- Safe Harbor Location within the U.S. state of Pennsylvania Safe Harbor Safe Harbor (the United States)
- Coordinates: 39°55′48″N 76°22′46″W﻿ / ﻿39.93000°N 76.37944°W
- Country: United States
- State: Pennsylvania
- County: Lancaster
- Township: Conestoga
- Time zone: UTC-5 (Eastern (EST))
- • Summer (DST): UTC-4 (EDT)

= Safe Harbor, Pennsylvania =

Unincorporated community in Pennsylvania, US

Safe Harbor is an unincorporated community located within Conestoga Township in Lancaster County, Pennsylvania, United States.

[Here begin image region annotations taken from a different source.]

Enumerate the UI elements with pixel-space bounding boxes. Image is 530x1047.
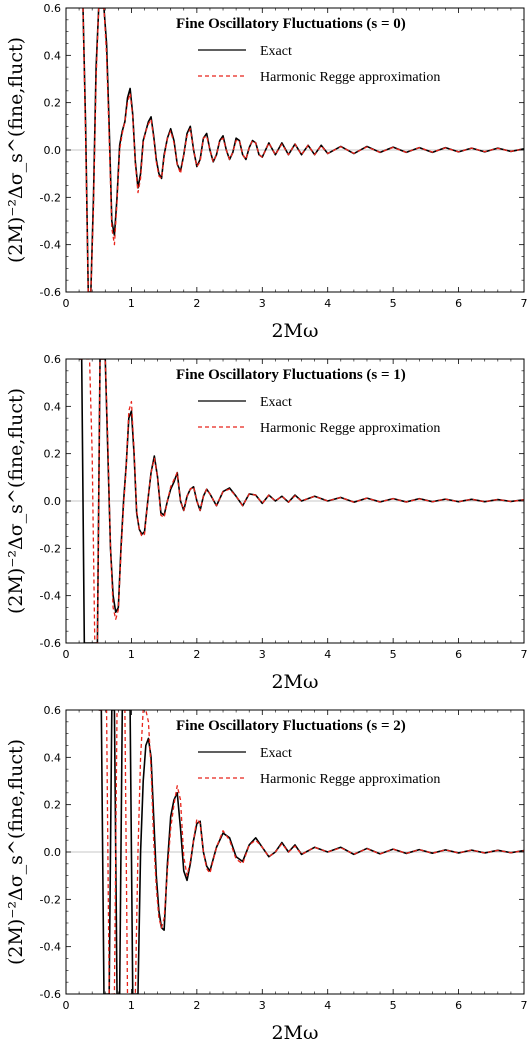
x-tick-label: 2 bbox=[193, 297, 200, 310]
y-tick-label: 0.2 bbox=[44, 97, 62, 110]
y-tick-label: -0.2 bbox=[40, 893, 61, 906]
x-tick-label: 4 bbox=[324, 297, 331, 310]
x-tick-label: 2 bbox=[193, 648, 200, 661]
series-line-0 bbox=[98, 710, 524, 994]
x-tick-label: 0 bbox=[63, 999, 70, 1012]
x-tick-label: 7 bbox=[521, 999, 528, 1012]
x-tick-label: 3 bbox=[259, 648, 266, 661]
x-tick-label: 1 bbox=[128, 297, 135, 310]
y-tick-label: 0.4 bbox=[44, 400, 62, 413]
x-tick-label: 3 bbox=[259, 999, 266, 1012]
legend-label-0: Exact bbox=[260, 746, 292, 761]
y-tick-label: -0.4 bbox=[40, 941, 61, 954]
y-axis-label: (2M)⁻²Δσ_s^(fine,fluct) bbox=[5, 739, 27, 965]
x-axis-label: 2Mω bbox=[271, 320, 318, 342]
y-axis-label: (2M)⁻²Δσ_s^(fine,fluct) bbox=[5, 37, 27, 263]
chart-title: Fine Oscillatory Fluctuations (s = 1) bbox=[176, 367, 406, 383]
chart-title: Fine Oscillatory Fluctuations (s = 2) bbox=[176, 718, 406, 734]
chart-panel-1: 0 1 2 3 4 5 6 7 -0.6 -0.4 -0.2 0.0 0.2 0.4 0.6 2Mω (2M)⁻… bbox=[5, 353, 528, 693]
legend-label-1: Harmonic Regge approximation bbox=[260, 772, 440, 787]
y-tick-label: 0.4 bbox=[44, 49, 62, 62]
y-tick-label: -0.6 bbox=[40, 286, 61, 299]
x-tick-label: 4 bbox=[324, 999, 331, 1012]
x-tick-label: 5 bbox=[390, 648, 397, 661]
legend-label-0: Exact bbox=[260, 44, 292, 59]
y-tick-label: 0.2 bbox=[44, 448, 62, 461]
legend-label-1: Harmonic Regge approximation bbox=[260, 421, 440, 436]
y-tick-label: -0.4 bbox=[40, 590, 61, 603]
x-tick-label: 6 bbox=[455, 297, 462, 310]
legend-label-0: Exact bbox=[260, 395, 292, 410]
x-tick-label: 5 bbox=[390, 297, 397, 310]
x-axis-label: 2Mω bbox=[271, 1022, 318, 1044]
series-line-1 bbox=[79, 359, 524, 643]
y-tick-label: -0.2 bbox=[40, 191, 61, 204]
x-tick-label: 1 bbox=[128, 648, 135, 661]
y-tick-label: 0.4 bbox=[44, 751, 62, 764]
legend-label-1: Harmonic Regge approximation bbox=[260, 70, 440, 85]
x-tick-label: 0 bbox=[63, 297, 70, 310]
x-axis-label: 2Mω bbox=[271, 671, 318, 693]
y-tick-label: 0.2 bbox=[44, 799, 62, 812]
y-tick-label: 0.6 bbox=[44, 704, 62, 717]
y-tick-label: 0.0 bbox=[44, 144, 62, 157]
y-axis-label: (2M)⁻²Δσ_s^(fine,fluct) bbox=[5, 388, 27, 614]
y-tick-label: 0.6 bbox=[44, 2, 62, 15]
x-tick-label: 3 bbox=[259, 297, 266, 310]
series-line-1 bbox=[82, 8, 524, 292]
x-tick-label: 4 bbox=[324, 648, 331, 661]
x-tick-label: 6 bbox=[455, 648, 462, 661]
x-tick-label: 7 bbox=[521, 648, 528, 661]
y-tick-label: -0.4 bbox=[40, 239, 61, 252]
x-tick-label: 2 bbox=[193, 999, 200, 1012]
y-tick-label: 0.6 bbox=[44, 353, 62, 366]
chart-panel-0: 0 1 2 3 4 5 6 7 -0.6 -0.4 -0.2 0.0 0.2 0.4 0.6 2Mω (2M)⁻… bbox=[5, 2, 528, 342]
y-tick-label: -0.6 bbox=[40, 637, 61, 650]
x-tick-label: 7 bbox=[521, 297, 528, 310]
y-tick-label: 0.0 bbox=[44, 846, 62, 859]
x-tick-label: 1 bbox=[128, 999, 135, 1012]
y-tick-label: -0.6 bbox=[40, 988, 61, 1001]
chart-panel-2: 0 1 2 3 4 5 6 7 -0.6 -0.4 -0.2 0.0 0.2 0.4 0.6 2Mω (2M)⁻… bbox=[5, 704, 528, 1044]
chart-title: Fine Oscillatory Fluctuations (s = 0) bbox=[176, 16, 406, 32]
x-tick-label: 0 bbox=[63, 648, 70, 661]
y-tick-label: 0.0 bbox=[44, 495, 62, 508]
x-tick-label: 6 bbox=[455, 999, 462, 1012]
x-tick-label: 5 bbox=[390, 999, 397, 1012]
y-tick-label: -0.2 bbox=[40, 542, 61, 555]
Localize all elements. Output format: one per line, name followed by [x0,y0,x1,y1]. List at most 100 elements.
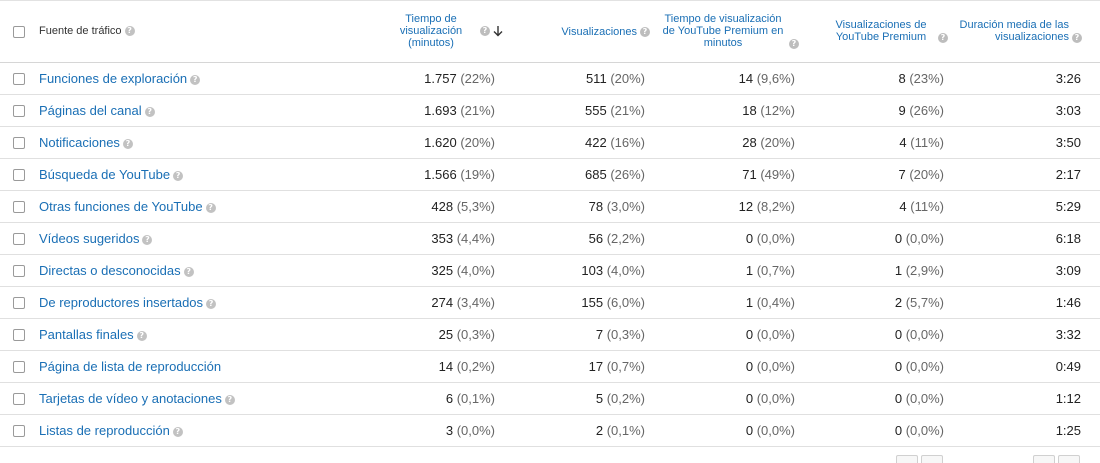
help-icon[interactable]: ? [206,298,217,309]
row-checkbox[interactable] [13,201,25,213]
watch-time-cell: 274 (3,4%) [431,295,495,310]
help-icon[interactable]: ? [205,202,216,213]
help-icon[interactable]: ? [172,426,183,437]
premium-watch-time-cell: 0 (0,0%) [746,391,795,406]
premium-views-value: 2 [894,295,903,310]
help-icon[interactable]: ? [124,26,135,37]
header-premium-watch-time[interactable]: Tiempo de visualización de YouTube Premi… [655,13,799,49]
avg-view-duration-value: 1:25 [1055,423,1081,438]
row-checkbox[interactable] [13,393,25,405]
traffic-source-label[interactable]: Directas o desconocidas [39,263,181,278]
traffic-source-link[interactable]: Tarjetas de vídeo y anotaciones? [39,391,235,406]
traffic-source-link[interactable]: Búsqueda de YouTube? [39,167,184,182]
traffic-source-link[interactable]: Directas o desconocidas? [39,263,194,278]
row-checkbox[interactable] [13,169,25,181]
premium-views-percent: (2,9%) [905,263,944,278]
traffic-source-label[interactable]: Listas de reproducción [39,423,170,438]
views-percent: (0,3%) [606,327,645,342]
row-checkbox[interactable] [13,265,25,277]
help-icon[interactable]: ? [183,266,194,277]
traffic-source-link[interactable]: De reproductores insertados? [39,295,217,310]
watch-time-percent: (19%) [460,167,495,182]
header-watch-time[interactable]: Tiempo de visualización (minutos)? [380,13,504,49]
header-avg-view-duration[interactable]: Duración media de las visualizaciones? [950,19,1082,43]
help-icon[interactable]: ? [224,394,235,405]
first-page-button[interactable] [896,455,918,463]
views-percent: (21%) [610,103,645,118]
premium-views-value: 4 [899,135,907,150]
traffic-source-label[interactable]: Otras funciones de YouTube [39,199,203,214]
premium-views-percent: (0,0%) [905,327,944,342]
premium-views-cell: 0 (0,0%) [895,391,944,406]
watch-time-cell: 14 (0,2%) [439,359,495,374]
avg-view-duration-cell: 1:25 [1056,423,1081,438]
last-page-button[interactable] [1058,455,1080,463]
header-views[interactable]: Visualizaciones? [530,26,650,38]
row-checkbox[interactable] [13,297,25,309]
table-row: Notificaciones? 1.620 (20%) 422 (16%) 28 (2… [0,127,1100,159]
views-cell: 78 (3,0%) [589,199,645,214]
header-traffic-source: Fuente de tráfico? [39,25,135,37]
help-icon[interactable]: ? [173,170,184,181]
views-value: 78 [588,199,604,214]
views-percent: (20%) [610,71,645,86]
premium-watch-time-value: 1 [745,263,754,278]
avg-view-duration-value: 3:26 [1055,71,1081,86]
traffic-source-label[interactable]: De reproductores insertados [39,295,204,310]
table-row: Pantallas finales? 25 (0,3%) 7 (0,3%) 0 (0,… [0,319,1100,351]
watch-time-percent: (4,0%) [456,263,495,278]
watch-time-value: 1.566 [424,167,457,182]
row-checkbox[interactable] [13,73,25,85]
traffic-source-link[interactable]: Funciones de exploración? [39,71,201,86]
help-icon[interactable]: ? [142,234,153,245]
premium-watch-time-percent: (0,0%) [756,231,795,246]
premium-watch-time-percent: (49%) [760,167,795,182]
premium-views-cell: 4 (11%) [899,135,944,150]
traffic-source-link[interactable]: Vídeos sugeridos? [39,231,153,246]
row-checkbox[interactable] [13,105,25,117]
traffic-source-link[interactable]: Página de lista de reproducción [39,359,221,374]
watch-time-value: 6 [445,391,454,406]
traffic-source-link[interactable]: Páginas del canal? [39,103,155,118]
traffic-source-label[interactable]: Vídeos sugeridos [39,231,140,246]
traffic-source-label[interactable]: Notificaciones [39,135,120,150]
traffic-source-label[interactable]: Búsqueda de YouTube [39,167,171,182]
watch-time-cell: 1.620 (20%) [424,135,495,150]
avg-view-duration-cell: 3:26 [1056,71,1081,86]
premium-views-cell: 1 (2,9%) [895,263,944,278]
header-premium-views[interactable]: Visualizaciones de YouTube Premium? [820,19,948,43]
row-checkbox[interactable] [13,233,25,245]
previous-page-button[interactable] [921,455,943,463]
row-checkbox[interactable] [13,329,25,341]
traffic-source-link[interactable]: Notificaciones? [39,135,133,150]
help-icon[interactable]: ? [136,330,147,341]
traffic-source-link[interactable]: Listas de reproducción? [39,423,183,438]
views-cell: 103 (4,0%) [581,263,645,278]
next-page-button[interactable] [1033,455,1055,463]
traffic-source-link[interactable]: Otras funciones de YouTube? [39,199,216,214]
help-icon[interactable]: ? [1072,33,1082,43]
help-icon[interactable]: ? [640,27,650,38]
watch-time-percent: (22%) [460,71,495,86]
row-checkbox[interactable] [13,137,25,149]
traffic-source-label[interactable]: Tarjetas de vídeo y anotaciones [39,391,222,406]
help-icon[interactable]: ? [190,74,201,85]
help-icon[interactable]: ? [480,26,490,36]
arrow-down-icon[interactable] [492,25,504,37]
traffic-source-label[interactable]: Páginas del canal [39,103,142,118]
premium-views-value: 0 [894,359,903,374]
select-all-checkbox[interactable] [13,26,25,38]
help-icon[interactable]: ? [938,33,948,43]
table-row: Otras funciones de YouTube? 428 (5,3%) 78 … [0,191,1100,223]
traffic-source-label[interactable]: Pantallas finales [39,327,134,342]
premium-watch-time-percent: (0,0%) [756,423,795,438]
row-checkbox[interactable] [13,361,25,373]
help-icon[interactable]: ? [122,138,133,149]
premium-views-percent: (26%) [909,103,944,118]
help-icon[interactable]: ? [144,106,155,117]
traffic-source-label[interactable]: Página de lista de reproducción [39,359,222,374]
help-icon[interactable]: ? [789,39,799,49]
traffic-source-label[interactable]: Funciones de exploración [39,71,188,86]
row-checkbox[interactable] [13,425,25,437]
traffic-source-link[interactable]: Pantallas finales? [39,327,147,342]
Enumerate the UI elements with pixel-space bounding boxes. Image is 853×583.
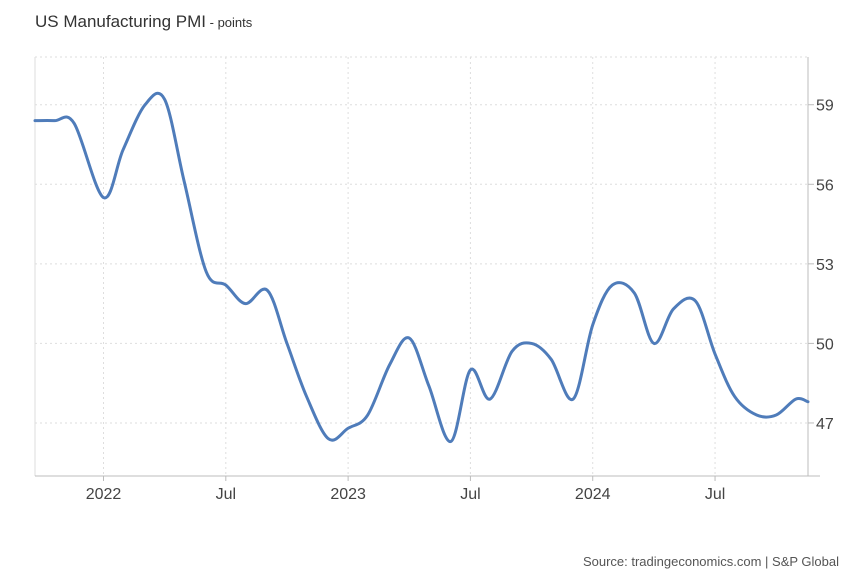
data-point[interactable] [180, 178, 188, 186]
data-point[interactable] [161, 95, 169, 103]
source-link[interactable]: tradingeconomics.com [631, 554, 762, 569]
x-tick-label: Jul [705, 486, 725, 503]
data-point[interactable] [303, 392, 311, 400]
source-separator: | [761, 554, 773, 569]
data-point[interactable] [425, 382, 433, 390]
data-point[interactable] [486, 395, 494, 403]
x-tick-label: 2023 [330, 486, 366, 503]
y-tick-labels: 47 50 53 56 59 [816, 98, 834, 433]
data-point[interactable] [589, 321, 597, 329]
subtitle-separator: - [206, 15, 218, 30]
y-tick-label: 56 [816, 177, 834, 194]
data-point[interactable] [222, 281, 230, 289]
data-point[interactable] [364, 411, 372, 419]
data-point[interactable] [51, 117, 59, 125]
data-point[interactable] [669, 305, 677, 313]
series-group [31, 91, 812, 446]
data-point[interactable] [202, 268, 210, 276]
data-point[interactable] [405, 334, 413, 342]
axes [34, 57, 820, 481]
source-credit: Source: tradingeconomics.com | S&P Globa… [583, 554, 839, 569]
data-point[interactable] [528, 339, 536, 347]
data-point[interactable] [650, 339, 658, 347]
data-point[interactable] [711, 350, 719, 358]
data-point[interactable] [608, 281, 616, 289]
data-point[interactable] [386, 361, 394, 369]
data-point[interactable] [731, 392, 739, 400]
data-point[interactable] [804, 398, 812, 406]
data-point[interactable] [753, 411, 761, 419]
y-tick-label: 50 [816, 336, 834, 353]
data-point[interactable] [31, 117, 39, 125]
data-point[interactable] [569, 395, 577, 403]
data-point[interactable] [70, 119, 78, 127]
data-point[interactable] [772, 411, 780, 419]
x-tick-label: 2024 [575, 486, 611, 503]
data-point[interactable] [141, 101, 149, 109]
x-gridlines [102, 57, 716, 476]
source-prefix: Source: [582, 554, 632, 569]
data-point[interactable] [283, 339, 291, 347]
x-tick-label: Jul [216, 486, 236, 503]
y-tick-label: 47 [816, 416, 834, 433]
series-line-us-manufacturing-pmi[interactable] [33, 91, 810, 444]
x-tick-label: Jul [460, 486, 480, 503]
chart-title: US Manufacturing PMI [35, 12, 207, 31]
chart-unit: points [217, 15, 253, 30]
data-point[interactable] [792, 395, 800, 403]
y-gridlines [35, 56, 808, 424]
data-point[interactable] [447, 438, 455, 446]
data-point[interactable] [547, 355, 555, 363]
x-tick-label: 2022 [86, 486, 122, 503]
data-point[interactable] [344, 424, 352, 432]
data-point[interactable] [99, 194, 107, 202]
data-point[interactable] [263, 286, 271, 294]
source-organization: S&P Global [772, 554, 839, 569]
data-point[interactable] [119, 146, 127, 154]
chart-title-block: US Manufacturing PMI - points [35, 12, 252, 32]
y-tick-label: 53 [816, 257, 834, 274]
y-tick-label: 59 [816, 98, 834, 115]
data-point[interactable] [508, 347, 516, 355]
data-point[interactable] [630, 289, 638, 297]
data-point[interactable] [241, 300, 249, 308]
x-tick-labels: 2022 Jul 2023 Jul 2024 Jul [86, 486, 726, 503]
data-point[interactable] [691, 297, 699, 305]
data-point[interactable] [466, 366, 474, 374]
data-point[interactable] [325, 435, 333, 443]
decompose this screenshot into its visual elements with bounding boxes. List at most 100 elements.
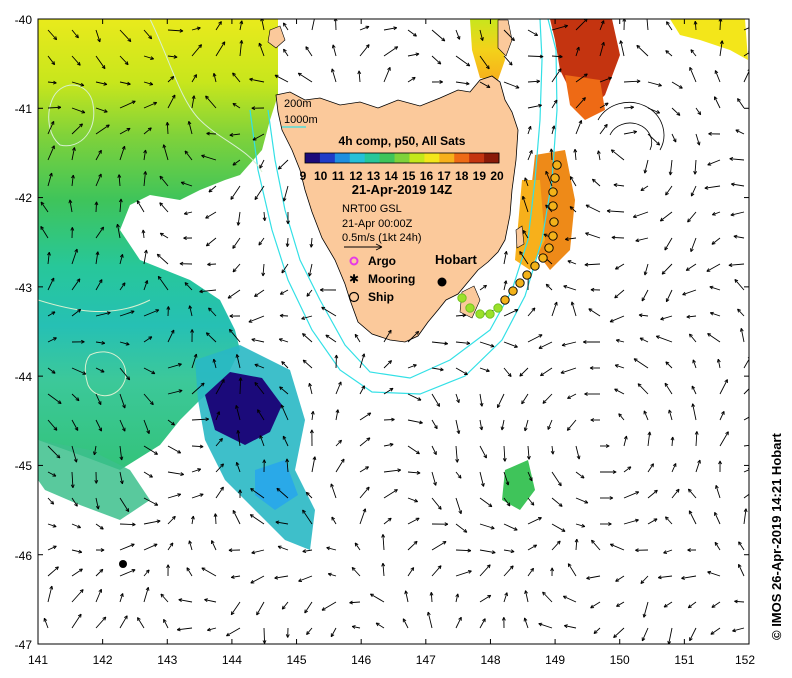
current-arrow <box>615 364 625 369</box>
current-arrow-head <box>221 379 225 383</box>
current-arrow-head <box>119 254 124 258</box>
current-arrow-head <box>635 518 639 523</box>
current-arrow <box>738 541 745 551</box>
current-arrow-head <box>581 523 586 528</box>
current-arrow <box>527 150 533 161</box>
current-arrow-head <box>228 548 233 553</box>
current-arrow <box>479 497 493 507</box>
current-arrow-head <box>550 450 555 455</box>
current-arrow-head <box>567 563 572 568</box>
current-arrow <box>143 249 147 265</box>
current-arrow-head <box>51 311 56 316</box>
current-arrow <box>47 497 55 505</box>
current-arrow-head <box>721 410 725 415</box>
current-arrow-head <box>415 330 420 335</box>
current-arrow <box>178 599 193 603</box>
current-arrow-head <box>747 68 749 71</box>
current-arrow-head <box>486 564 491 569</box>
current-arrow <box>40 226 49 239</box>
current-arrow-head <box>145 586 150 591</box>
current-arrow <box>714 70 721 83</box>
current-arrow <box>613 184 625 187</box>
current-arrow-head <box>92 451 97 456</box>
current-arrow-head <box>737 308 741 313</box>
current-arrow-head <box>444 522 449 527</box>
current-arrow <box>283 185 289 202</box>
current-arrow-head <box>117 174 122 178</box>
current-arrow <box>545 171 553 187</box>
current-arrow-head <box>441 37 446 42</box>
current-arrow <box>455 419 460 434</box>
current-arrow-head <box>354 542 359 547</box>
current-arrow <box>308 263 313 277</box>
current-arrow <box>119 81 131 85</box>
current-arrow <box>669 159 673 176</box>
colorbar-tick-label: 12 <box>349 169 363 183</box>
current-arrow <box>455 445 458 463</box>
current-arrow <box>503 523 518 531</box>
current-arrow <box>575 120 582 135</box>
current-arrow <box>694 159 697 175</box>
current-arrow <box>643 410 649 421</box>
current-arrow <box>383 360 392 369</box>
current-arrow-head <box>305 491 310 496</box>
current-arrow <box>239 377 242 395</box>
current-arrow <box>281 361 289 369</box>
current-arrow <box>71 393 80 402</box>
current-arrow <box>306 289 313 297</box>
current-arrow-head <box>221 41 226 46</box>
ship-track-point <box>530 261 540 271</box>
current-arrow-head <box>220 463 225 468</box>
current-arrow-head <box>653 489 658 494</box>
current-arrow <box>527 307 536 317</box>
current-arrow-head <box>590 418 595 422</box>
current-arrow <box>671 81 683 89</box>
current-arrow <box>143 393 154 406</box>
current-arrow <box>383 489 398 499</box>
current-arrow-head <box>560 370 565 374</box>
current-arrow <box>191 418 209 421</box>
current-arrow-head <box>411 76 416 81</box>
current-arrow <box>639 337 649 343</box>
current-arrow-head <box>751 383 754 386</box>
current-arrow-head <box>120 593 124 597</box>
current-arrow <box>599 102 609 109</box>
current-arrow <box>302 333 313 343</box>
current-arrow-head <box>665 516 669 521</box>
current-arrow-head <box>153 101 158 106</box>
current-arrow-head <box>118 198 123 203</box>
current-arrow <box>254 363 265 369</box>
current-arrow-head <box>191 95 196 100</box>
current-arrow <box>569 206 577 213</box>
current-arrow-head <box>201 154 205 159</box>
current-arrow <box>71 419 79 431</box>
current-arrow-head <box>576 455 581 460</box>
current-arrow <box>407 393 422 401</box>
current-arrow <box>43 618 49 629</box>
ship-icon <box>348 291 360 303</box>
current-arrow <box>692 359 697 369</box>
current-arrow <box>732 627 745 632</box>
current-arrow <box>119 310 135 317</box>
current-arrow-head <box>282 435 287 440</box>
current-arrow-head <box>207 262 211 267</box>
current-arrow <box>232 159 241 166</box>
current-arrow <box>503 280 507 291</box>
current-arrow <box>310 237 313 248</box>
current-arrow-head <box>668 171 673 176</box>
current-arrow-head <box>156 253 161 258</box>
current-arrow <box>609 315 625 323</box>
current-arrow-head <box>126 81 131 86</box>
current-arrow-head <box>212 358 217 363</box>
current-arrow <box>641 289 649 302</box>
current-arrow-head <box>434 425 438 430</box>
current-arrow-head <box>43 617 48 622</box>
current-arrow-head <box>402 618 407 623</box>
current-arrow <box>503 81 520 89</box>
current-arrow-head <box>491 550 496 555</box>
current-arrow <box>143 569 150 577</box>
current-arrow-head <box>277 545 282 550</box>
current-arrow <box>186 567 193 577</box>
current-arrow-head <box>606 209 611 213</box>
current-arrow-head <box>693 170 698 175</box>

The general location was an early staging area for Native American tribes traversing the Susquehanna River from the settlements surrounding Conestoga and present day Manor Township. The "Harbor" is an inlet where the Conestoga River from the rest of Lancaster County joins with the Susquehanna River proper, and was known for its plentiful bounty of fish and wildlife that sustained the Conestoga Native Americans for centuries.

Safe Harbor and the nearby community of Conestoga were in the national media spotlight in 2001, when President George W. Bush held a photo opportunity at the Safe Harbor Dam power station.

The Safe Harbor Park and the Safe Harbor Arboretum are also located within the tiny community.